Подойдя к стене комнаты, Борисоглебский повернулся к
Ордынцеву и сказал ему голосом, выдававшим крайнюю степень волнения:
– Борис Андреевич, я потому открываю вам эту тайну, что
вы родич матушки-княгини… И потому, что я… я помню матушку вашу, Александру
Прокофьевну. Она приезжала однажды в «Дубовую рощу», давным-давно, до
замужества еще… Как она была прелестна! – В голосе старика звучало сильное
щемящее чувство; он продолжил после небольшой паузы, понадобившейся для того,
должно быть, чтобы справиться с волнением: – И еще потому я открываю вам эту
тайну, что боюсь… Жизнь стала такой страшной, люди совершенно одичали, стали
хуже зверей. Я боюсь, что не смогу исполнить свой долг до конца. Меня каждый
день могут убить какие-нибудь зеленые, или красные, или махновцы, или просто
крестьяне из соседнего села. И тогда некому будет сохранить это…
Управляющий подцепил узким лезвием ножа, вынутого из кармана
халата, край стенной панели. Панель отодвинулась, и он достал из-за нее
обернутый в чистую холстину прямоугольный плоский предмет.
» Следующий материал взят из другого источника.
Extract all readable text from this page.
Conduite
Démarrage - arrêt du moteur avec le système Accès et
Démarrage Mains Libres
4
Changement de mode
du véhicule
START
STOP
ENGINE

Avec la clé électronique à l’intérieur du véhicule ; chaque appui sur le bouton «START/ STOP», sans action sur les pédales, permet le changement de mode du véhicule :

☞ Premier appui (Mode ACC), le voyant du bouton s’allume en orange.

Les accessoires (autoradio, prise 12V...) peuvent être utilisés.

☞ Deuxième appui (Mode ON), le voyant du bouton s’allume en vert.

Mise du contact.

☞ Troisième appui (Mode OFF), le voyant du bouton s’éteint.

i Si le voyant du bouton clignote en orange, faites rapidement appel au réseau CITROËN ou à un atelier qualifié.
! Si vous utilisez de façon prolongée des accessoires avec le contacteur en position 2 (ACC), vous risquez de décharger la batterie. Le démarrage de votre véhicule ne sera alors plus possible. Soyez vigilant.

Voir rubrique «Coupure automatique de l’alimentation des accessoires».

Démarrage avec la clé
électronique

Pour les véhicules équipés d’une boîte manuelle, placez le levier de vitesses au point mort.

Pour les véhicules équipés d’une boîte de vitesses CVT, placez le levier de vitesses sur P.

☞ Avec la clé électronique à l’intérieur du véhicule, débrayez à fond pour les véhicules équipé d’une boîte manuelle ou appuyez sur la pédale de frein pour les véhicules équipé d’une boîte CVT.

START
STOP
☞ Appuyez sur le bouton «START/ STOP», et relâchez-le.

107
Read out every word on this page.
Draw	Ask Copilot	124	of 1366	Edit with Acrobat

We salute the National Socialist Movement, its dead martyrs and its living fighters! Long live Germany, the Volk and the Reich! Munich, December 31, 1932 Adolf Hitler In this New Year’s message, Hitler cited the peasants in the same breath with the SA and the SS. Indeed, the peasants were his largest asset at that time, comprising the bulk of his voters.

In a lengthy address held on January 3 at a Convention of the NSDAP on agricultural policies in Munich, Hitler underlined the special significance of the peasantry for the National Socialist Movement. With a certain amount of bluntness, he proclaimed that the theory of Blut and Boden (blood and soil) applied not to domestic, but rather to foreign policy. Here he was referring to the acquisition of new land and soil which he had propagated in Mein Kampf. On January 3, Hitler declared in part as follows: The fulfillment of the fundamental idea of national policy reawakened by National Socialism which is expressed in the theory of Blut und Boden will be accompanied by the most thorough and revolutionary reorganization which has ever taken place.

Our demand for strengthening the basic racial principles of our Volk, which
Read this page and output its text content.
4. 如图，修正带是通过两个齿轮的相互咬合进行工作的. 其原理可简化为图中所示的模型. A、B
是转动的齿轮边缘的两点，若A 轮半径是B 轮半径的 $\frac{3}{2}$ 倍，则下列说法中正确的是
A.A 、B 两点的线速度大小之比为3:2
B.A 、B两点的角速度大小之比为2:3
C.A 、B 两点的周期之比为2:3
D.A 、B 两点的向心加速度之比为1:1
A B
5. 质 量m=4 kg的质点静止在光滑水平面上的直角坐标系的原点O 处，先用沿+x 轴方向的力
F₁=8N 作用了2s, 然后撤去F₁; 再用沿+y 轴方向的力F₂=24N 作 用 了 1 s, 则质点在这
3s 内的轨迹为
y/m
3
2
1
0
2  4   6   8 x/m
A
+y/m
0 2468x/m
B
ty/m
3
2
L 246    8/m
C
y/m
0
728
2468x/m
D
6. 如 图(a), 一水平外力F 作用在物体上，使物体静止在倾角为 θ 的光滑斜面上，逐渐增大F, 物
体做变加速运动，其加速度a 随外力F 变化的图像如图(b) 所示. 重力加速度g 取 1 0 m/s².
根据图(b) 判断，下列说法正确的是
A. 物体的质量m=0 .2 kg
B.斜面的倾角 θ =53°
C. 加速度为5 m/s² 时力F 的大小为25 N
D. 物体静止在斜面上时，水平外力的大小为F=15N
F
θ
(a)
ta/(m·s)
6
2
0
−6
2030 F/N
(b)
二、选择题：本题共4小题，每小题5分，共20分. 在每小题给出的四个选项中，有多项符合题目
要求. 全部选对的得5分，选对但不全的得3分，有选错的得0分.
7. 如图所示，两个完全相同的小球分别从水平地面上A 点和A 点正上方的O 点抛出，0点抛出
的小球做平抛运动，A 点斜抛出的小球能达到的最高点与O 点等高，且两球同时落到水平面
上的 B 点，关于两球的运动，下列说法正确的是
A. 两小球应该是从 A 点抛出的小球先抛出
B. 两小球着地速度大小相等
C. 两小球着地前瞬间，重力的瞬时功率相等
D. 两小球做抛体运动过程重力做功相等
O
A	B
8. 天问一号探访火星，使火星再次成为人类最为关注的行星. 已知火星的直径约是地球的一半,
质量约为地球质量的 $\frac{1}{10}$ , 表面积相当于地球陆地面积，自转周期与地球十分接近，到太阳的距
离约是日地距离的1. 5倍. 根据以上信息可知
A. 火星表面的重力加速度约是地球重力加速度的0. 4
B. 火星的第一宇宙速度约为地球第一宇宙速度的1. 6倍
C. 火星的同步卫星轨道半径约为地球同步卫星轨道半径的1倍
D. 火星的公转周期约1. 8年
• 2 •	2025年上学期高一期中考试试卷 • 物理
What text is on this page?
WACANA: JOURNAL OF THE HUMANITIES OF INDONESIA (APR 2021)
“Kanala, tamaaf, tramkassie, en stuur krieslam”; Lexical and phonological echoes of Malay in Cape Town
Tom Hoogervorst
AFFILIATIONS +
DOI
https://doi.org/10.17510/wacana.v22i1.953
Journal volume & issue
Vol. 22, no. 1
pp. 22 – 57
«Что же это такое, – подумал Борис, – если даже
внутри этой потайной комнаты, наполненной сокровищами, произведениями
искусства, драгоценными безделушками, в этой тайной пещере прячут в тайник?»
Старик развернул обертку, и Борис увидел картину.
Картина была не очень велика, но она казалась целым миром,
наполненным людьми и событиями. И еще она была наполнена светом, цветом, ярким
полднем юга. Борис узнал сюжет – это было «Поклонение волхвов».
Богородица стояла на пороге темного грота, держа на руках
большого серьезного и недовольного младенца. На лице ее была печаль и
умиротворение – она знала уже судьбу своего сына и смирилась с ней, смирилась с
ожидающим его несоразмерным человеческому существу величием. У ее ног склонился
первый из волхвов – седобородый внушительный старец, молитвенно сложивший руки,
окутанный тяжелыми складками царственных алых одежд. Второй волхв стоял чуть
позади него в живописной, слегка неестественной позе святого старинных русских
икон – моложавый, импозантный, в таком же алом богатом кафтане, с ларцом в
одной руке и яркой восточной шляпой в другой. Вся фигура его выдавала воина и
путешественника, с легким недоверием ожидающего обещанной ему встречи с
божественным младенцем, как нового приключения.
Позади него, чуть в стороне, стоял на коленях третий волхв –
чернокожий, одетый в алый шелк и золотую парчу, сжимающий в руках драгоценный
сосуд со святыми дарами. Лицо его было растерянно и потрясенно – он, может
быть, один из всех понимал, что ждет его, и еще не готов был к тому великому
событию, с которым ему предстояло столкнуться.